PMF vs. CDF for discrete random variables
A discrete random variable takes values in a countable set (often integers such as 0, 1, 2, …).
Two core ways to describe its behavior are the probability mass function (PMF) and the
cumulative distribution function (CDF).
The PMF is
\[
p(x)=P(X=x),
\]
which tells you the probability assigned to each individual outcome.
The CDF is
\[
F(x)=P(X\le x),
\]
which accumulates probability up to a threshold.
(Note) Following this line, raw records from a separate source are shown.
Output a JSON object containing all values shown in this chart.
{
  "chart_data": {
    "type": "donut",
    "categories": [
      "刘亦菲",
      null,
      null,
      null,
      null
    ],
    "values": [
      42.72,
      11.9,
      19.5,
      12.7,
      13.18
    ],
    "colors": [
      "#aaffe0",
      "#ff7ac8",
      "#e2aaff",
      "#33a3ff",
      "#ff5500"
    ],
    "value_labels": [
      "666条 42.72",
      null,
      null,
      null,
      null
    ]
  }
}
In discrete settings, that accumulation is a sum:
\[
F(x)=\sum_{t\le x} p(t).
\]
Why the CDF looks like “steps”
In a discrete distribution, probability is concentrated at specific points, not spread continuously.
That is why the CDF stays flat between outcomes and then jumps at each value that can occur.
If the possible outcomes are \(x_1<x_2<\cdots\), then the CDF values at those points are
\[
F(x_i)=p(x_1)+p(x_2)+\cdots+p(x_i).
\]
Each bar in the PMF contributes a jump of exactly that bar’s height in the CDF.
Interpreting a CDF is often convenient for probability questions like “What is the chance \(X\) is at most 3?”:
you simply read off \(F(3)\).
Standard discrete distributions
Many applications reuse a few standard models. In a binomial distribution,
\(X\sim\mathrm{Bin}(n,p)\) counts successes in \(n\) independent trials, and
\[
P(X=k)=\binom{n}{k}p^k(1-p)^{n-k}.
\]
In a Poisson distribution, \(X\sim\mathrm{Pois}(\lambda)\) counts events in an interval with average rate \(\lambda\),
and
\[
P(X=k)=e^{-\lambda}\frac{\lambda^k}{k!}.
\]
The geometric distribution models waiting time until the first success, with
\(P(X=k)=(1-p)^{k-1}p\) for \(k\ge 1\) in the common “trial number” definition.
Infinite support and truncation
Some distributions (Poisson and geometric) have infinitely many possible outcomes. Any plot must choose a finite range,
so the tool plots up to a user-selected maximum \(k\). The probability that lies beyond that maximum is called the
tail mass. If the maximum is large enough, the tail mass is tiny and the plotted CDF is close to 1.
If not, the tool reports how much probability is not shown so you can increase the range if needed.
How to use this plotter
You can either (1) choose a standard distribution and set its parameters or (2) enter a custom PMF as pairs \((x,p(x))\).
The calculator sorts outcomes, builds the CDF by cumulative summation, and then plots PMF bars and CDF steps together.
Use hover to read exact values, scroll to zoom, and drag to pan when outcomes get crowded.
Press Play to reveal points in order and visually connect “adding bars” to “stepping up” in the CDF.
As a university extension, the same idea underlies an empirical CDF, which is built from sample data by counting
the fraction of observations at or below each threshold.